The town in its current form came into being on 1 April 1905 through the merger of the town of Bernkastel with the winemaking village of Kues across the river. In 1926 there arose great unrest among winemakers along the Moselle, and the financial office in Bernkastel and the customs office in Kues were stormed.

On Kristallnacht (9 November 1938), there were great riots against Jewish inhabitants, and the synagogue was destroyed.

In 1946, the first democratic elections after the Second World War were held. Hans Weber became mayor.

In 1970, Andel and Wehlen were amalgamated with the town. With administrative reform in Rhineland-Palatinate, the Verbandsgemeinde of Bernkastel-Kues was formed through the merger of the Ämter of Bernkastel-Land, Lieser, Mülheim, Zeltingen and the town of Bernkastel-Kues.
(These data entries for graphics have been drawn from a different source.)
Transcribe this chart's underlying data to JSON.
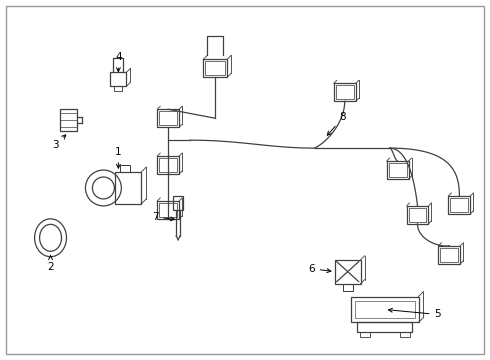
{
  "background_color": "#ffffff",
  "line_color": "#404040",
  "figsize": [
    4.9,
    3.6
  ],
  "dpi": 100,
  "border_color": "#999999",
  "lw": 0.9
}
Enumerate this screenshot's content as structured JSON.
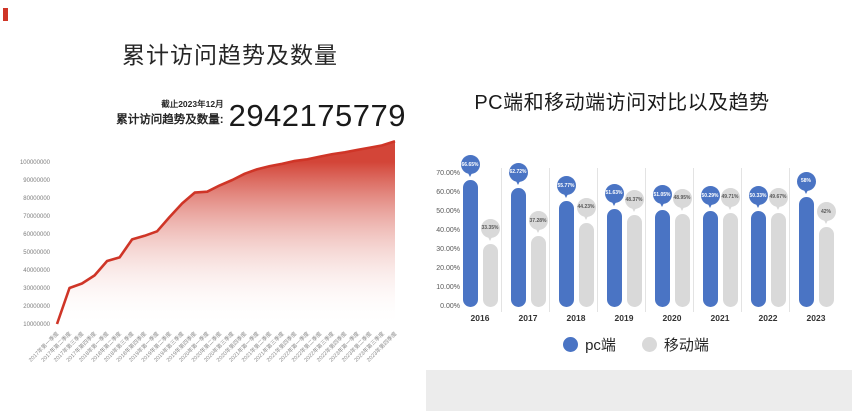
{
  "accent": {
    "red": "#cf3527",
    "blue": "#4a74c4",
    "gray": "#d9d9d9",
    "footer_gray": "#ececec"
  },
  "left_panel": {
    "title": "累计访问趋势及数量",
    "kpi_date": "截止2023年12月",
    "kpi_label": "累计访问趋势及数量:",
    "kpi_value": "2942175779"
  },
  "right_panel": {
    "title": "PC端和移动端访问对比以及趋势",
    "legend": [
      {
        "label": "pc端",
        "color": "#4a74c4"
      },
      {
        "label": "移动端",
        "color": "#d9d9d9"
      }
    ]
  },
  "chart_data": [
    {
      "type": "area",
      "title": "累计访问趋势及数量",
      "annotation": {
        "date": "截止2023年12月",
        "label": "累计访问趋势及数量:",
        "value": "2942175779"
      },
      "color": "#cf3527",
      "grid": false,
      "ylim": [
        10000000,
        100000000
      ],
      "yticks": [
        "100000000",
        "90000000",
        "80000000",
        "70000000",
        "60000000",
        "50000000",
        "40000000",
        "30000000",
        "20000000",
        "10000000"
      ],
      "x": [
        "2017年第一季度",
        "2017年第二季度",
        "2017年第三季度",
        "2017年第四季度",
        "2018年第一季度",
        "2018年第二季度",
        "2018年第三季度",
        "2018年第四季度",
        "2019年第一季度",
        "2019年第二季度",
        "2019年第三季度",
        "2019年第四季度",
        "2020年第一季度",
        "2020年第二季度",
        "2020年第三季度",
        "2020年第四季度",
        "2021年第一季度",
        "2021年第二季度",
        "2021年第三季度",
        "2021年第四季度",
        "2022年第一季度",
        "2022年第二季度",
        "2022年第三季度",
        "2022年第四季度",
        "2023年第一季度",
        "2023年第二季度",
        "2023年第三季度",
        "2023年第四季度"
      ],
      "values": [
        10000000,
        30000000,
        32500000,
        37000000,
        45000000,
        47000000,
        57000000,
        59000000,
        61500000,
        69500000,
        77000000,
        83000000,
        83500000,
        87000000,
        90000000,
        93500000,
        96000000,
        97700000,
        99000000,
        100600000,
        101500000,
        103000000,
        104400000,
        105400000,
        106700000,
        108000000,
        109300000,
        111500000
      ]
    },
    {
      "type": "bar",
      "style": "capsule-lollipop",
      "title": "PC端和移动端访问对比以及趋势",
      "categories": [
        "2016",
        "2017",
        "2018",
        "2019",
        "2020",
        "2021",
        "2022",
        "2023"
      ],
      "ylim": [
        0,
        70
      ],
      "yticks": [
        "70.00%",
        "60.00%",
        "50.00%",
        "40.00%",
        "30.00%",
        "20.00%",
        "10.00%",
        "0.00%"
      ],
      "legend_position": "bottom",
      "grid": false,
      "series": [
        {
          "name": "pc端",
          "color": "#4a74c4",
          "values": [
            66.65,
            62.72,
            55.77,
            51.63,
            51.05,
            50.29,
            50.33,
            58
          ],
          "labels": [
            "66.65%",
            "62.72%",
            "55.77%",
            "51.63%",
            "51.05%",
            "50.29%",
            "50.33%",
            "58%"
          ]
        },
        {
          "name": "移动端",
          "color": "#d9d9d9",
          "values": [
            33.35,
            37.28,
            44.23,
            48.37,
            48.95,
            49.71,
            49.67,
            42
          ],
          "labels": [
            "33.35%",
            "37.28%",
            "44.23%",
            "48.37%",
            "48.95%",
            "49.71%",
            "49.67%",
            "42%"
          ]
        }
      ]
    }
  ]
}
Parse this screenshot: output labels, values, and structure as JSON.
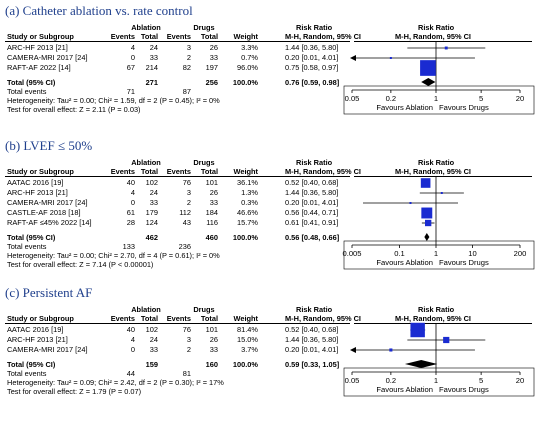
{
  "panels": [
    {
      "title": "(a) Catheter ablation vs. rate control",
      "group1": "Ablation",
      "group2": "Drugs",
      "col_study": "Study or Subgroup",
      "col_events": "Events",
      "col_total": "Total",
      "col_weight": "Weight",
      "col_rr_head": "Risk Ratio",
      "col_rr_sub": "M-H, Random, 95% CI",
      "plot_head": "Risk Ratio",
      "plot_sub": "M-H, Random, 95% CI",
      "studies": [
        {
          "name": "ARC-HF 2013 [21]",
          "e1": "4",
          "t1": "24",
          "e2": "3",
          "t2": "26",
          "weight": "3.3%",
          "rr": "1.44 [0.36, 5.80]"
        },
        {
          "name": "CAMERA-MRI 2017 [24]",
          "e1": "0",
          "t1": "33",
          "e2": "2",
          "t2": "33",
          "weight": "0.7%",
          "rr": "0.20 [0.01, 4.01]"
        },
        {
          "name": "RAFT-AF 2022 [14]",
          "e1": "67",
          "t1": "214",
          "e2": "82",
          "t2": "197",
          "weight": "96.0%",
          "rr": "0.75 [0.58, 0.97]"
        }
      ],
      "total_label": "Total (95% CI)",
      "total_t1": "271",
      "total_t2": "256",
      "total_weight": "100.0%",
      "total_rr": "0.76 [0.59, 0.98]",
      "events_label": "Total events",
      "events1": "71",
      "events2": "87",
      "heterogeneity": "Heterogeneity: Tau² = 0.00; Chi² = 1.59, df = 2 (P = 0.45); I² = 0%",
      "overall": "Test for overall effect: Z = 2.11 (P = 0.03)",
      "fav_left": "Favours Ablation",
      "fav_right": "Favours Drugs"
    },
    {
      "title": "(b) LVEF ≤ 50%",
      "group1": "Ablation",
      "group2": "Drugs",
      "col_study": "Study or Subgroup",
      "col_events": "Events",
      "col_total": "Total",
      "col_weight": "Weight",
      "col_rr_head": "Risk Ratio",
      "col_rr_sub": "M-H, Random, 95% CI",
      "plot_head": "Risk Ratio",
      "plot_sub": "M-H, Random, 95% CI",
      "studies": [
        {
          "name": "AATAC 2016 [19]",
          "e1": "40",
          "t1": "102",
          "e2": "76",
          "t2": "101",
          "weight": "36.1%",
          "rr": "0.52 [0.40, 0.68]"
        },
        {
          "name": "ARC-HF 2013 [21]",
          "e1": "4",
          "t1": "24",
          "e2": "3",
          "t2": "26",
          "weight": "1.3%",
          "rr": "1.44 [0.36, 5.80]"
        },
        {
          "name": "CAMERA-MRI 2017 [24]",
          "e1": "0",
          "t1": "33",
          "e2": "2",
          "t2": "33",
          "weight": "0.3%",
          "rr": "0.20 [0.01, 4.01]"
        },
        {
          "name": "CASTLE-AF 2018 [18]",
          "e1": "61",
          "t1": "179",
          "e2": "112",
          "t2": "184",
          "weight": "46.6%",
          "rr": "0.56 [0.44, 0.71]"
        },
        {
          "name": "RAFT-AF ≤45% 2022 [14]",
          "e1": "28",
          "t1": "124",
          "e2": "43",
          "t2": "116",
          "weight": "15.7%",
          "rr": "0.61 [0.41, 0.91]"
        }
      ],
      "total_label": "Total (95% CI)",
      "total_t1": "462",
      "total_t2": "460",
      "total_weight": "100.0%",
      "total_rr": "0.56 [0.48, 0.66]",
      "events_label": "Total events",
      "events1": "133",
      "events2": "236",
      "heterogeneity": "Heterogeneity: Tau² = 0.00; Chi² = 2.70, df = 4 (P = 0.61); I² = 0%",
      "overall": "Test for overall effect: Z = 7.14 (P < 0.00001)",
      "fav_left": "Favours Ablation",
      "fav_right": "Favours Drugs"
    },
    {
      "title": "(c) Persistent AF",
      "group1": "Ablation",
      "group2": "Drugs",
      "col_study": "Study or Subgroup",
      "col_events": "Events",
      "col_total": "Total",
      "col_weight": "Weight",
      "col_rr_head": "Risk Ratio",
      "col_rr_sub": "M-H, Random, 95% CI",
      "plot_head": "Risk Ratio",
      "plot_sub": "M-H, Random, 95% CI",
      "studies": [
        {
          "name": "AATAC 2016 [19]",
          "e1": "40",
          "t1": "102",
          "e2": "76",
          "t2": "101",
          "weight": "81.4%",
          "rr": "0.52 [0.40, 0.68]"
        },
        {
          "name": "ARC-HF 2013 [21]",
          "e1": "4",
          "t1": "24",
          "e2": "3",
          "t2": "26",
          "weight": "15.0%",
          "rr": "1.44 [0.36, 5.80]"
        },
        {
          "name": "CAMERA-MRI 2017 [24]",
          "e1": "0",
          "t1": "33",
          "e2": "2",
          "t2": "33",
          "weight": "3.7%",
          "rr": "0.20 [0.01, 4.01]"
        }
      ],
      "total_label": "Total (95% CI)",
      "total_t1": "159",
      "total_t2": "160",
      "total_weight": "100.0%",
      "total_rr": "0.59 [0.33, 1.05]",
      "events_label": "Total events",
      "events1": "44",
      "events2": "81",
      "heterogeneity": "Heterogeneity: Tau² = 0.09; Chi² = 2.42, df = 2 (P = 0.30); I² = 17%",
      "overall": "Test for overall effect: Z = 1.79 (P = 0.07)",
      "fav_left": "Favours Ablation",
      "fav_right": "Favours Drugs"
    }
  ],
  "colors": {
    "title": "#1f3f8c",
    "square": "#1a2bd1",
    "diamond": "#000000"
  },
  "chart_data": [
    {
      "type": "forest",
      "scale": "log",
      "xlim": [
        0.05,
        20
      ],
      "ticks": [
        "0.05",
        "0.2",
        "1",
        "5",
        "20"
      ],
      "reference": 1,
      "studies": [
        {
          "name": "ARC-HF 2013 [21]",
          "rr": 1.44,
          "lo": 0.36,
          "hi": 5.8,
          "weight": 3.3
        },
        {
          "name": "CAMERA-MRI 2017 [24]",
          "rr": 0.2,
          "lo": 0.01,
          "hi": 4.01,
          "weight": 0.7
        },
        {
          "name": "RAFT-AF 2022 [14]",
          "rr": 0.75,
          "lo": 0.58,
          "hi": 0.97,
          "weight": 96.0
        }
      ],
      "pooled": {
        "rr": 0.76,
        "lo": 0.59,
        "hi": 0.98
      }
    },
    {
      "type": "forest",
      "scale": "log",
      "xlim": [
        0.005,
        200
      ],
      "ticks": [
        "0.005",
        "0.1",
        "1",
        "10",
        "200"
      ],
      "reference": 1,
      "studies": [
        {
          "name": "AATAC 2016 [19]",
          "rr": 0.52,
          "lo": 0.4,
          "hi": 0.68,
          "weight": 36.1
        },
        {
          "name": "ARC-HF 2013 [21]",
          "rr": 1.44,
          "lo": 0.36,
          "hi": 5.8,
          "weight": 1.3
        },
        {
          "name": "CAMERA-MRI 2017 [24]",
          "rr": 0.2,
          "lo": 0.01,
          "hi": 4.01,
          "weight": 0.3
        },
        {
          "name": "CASTLE-AF 2018 [18]",
          "rr": 0.56,
          "lo": 0.44,
          "hi": 0.71,
          "weight": 46.6
        },
        {
          "name": "RAFT-AF ≤45% 2022 [14]",
          "rr": 0.61,
          "lo": 0.41,
          "hi": 0.91,
          "weight": 15.7
        }
      ],
      "pooled": {
        "rr": 0.56,
        "lo": 0.48,
        "hi": 0.66
      }
    },
    {
      "type": "forest",
      "scale": "log",
      "xlim": [
        0.05,
        20
      ],
      "ticks": [
        "0.05",
        "0.2",
        "1",
        "5",
        "20"
      ],
      "reference": 1,
      "studies": [
        {
          "name": "AATAC 2016 [19]",
          "rr": 0.52,
          "lo": 0.4,
          "hi": 0.68,
          "weight": 81.4
        },
        {
          "name": "ARC-HF 2013 [21]",
          "rr": 1.44,
          "lo": 0.36,
          "hi": 5.8,
          "weight": 15.0
        },
        {
          "name": "CAMERA-MRI 2017 [24]",
          "rr": 0.2,
          "lo": 0.01,
          "hi": 4.01,
          "weight": 3.7
        }
      ],
      "pooled": {
        "rr": 0.59,
        "lo": 0.33,
        "hi": 1.05
      }
    }
  ]
}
In 1997, the Burgbergtunnel, a traffic bypass, had its festive opening.

Bernkastel-Kues was the host town for the annual Intercamp Camporee for the year 2008. Scouting councils from the USA, Canada, the Czech Republic, Germany, France, and many other European countries attended the event on May 9–11.

In 2000 began the partnership between Bernkastel-Kues and Karlovy Vary in the Czech Republic. In 2005, the town celebrated the centenary of the merger of Bernkastel and Kues, and the municipality became a “climatic health resort” (Heilklimatischer Kurort).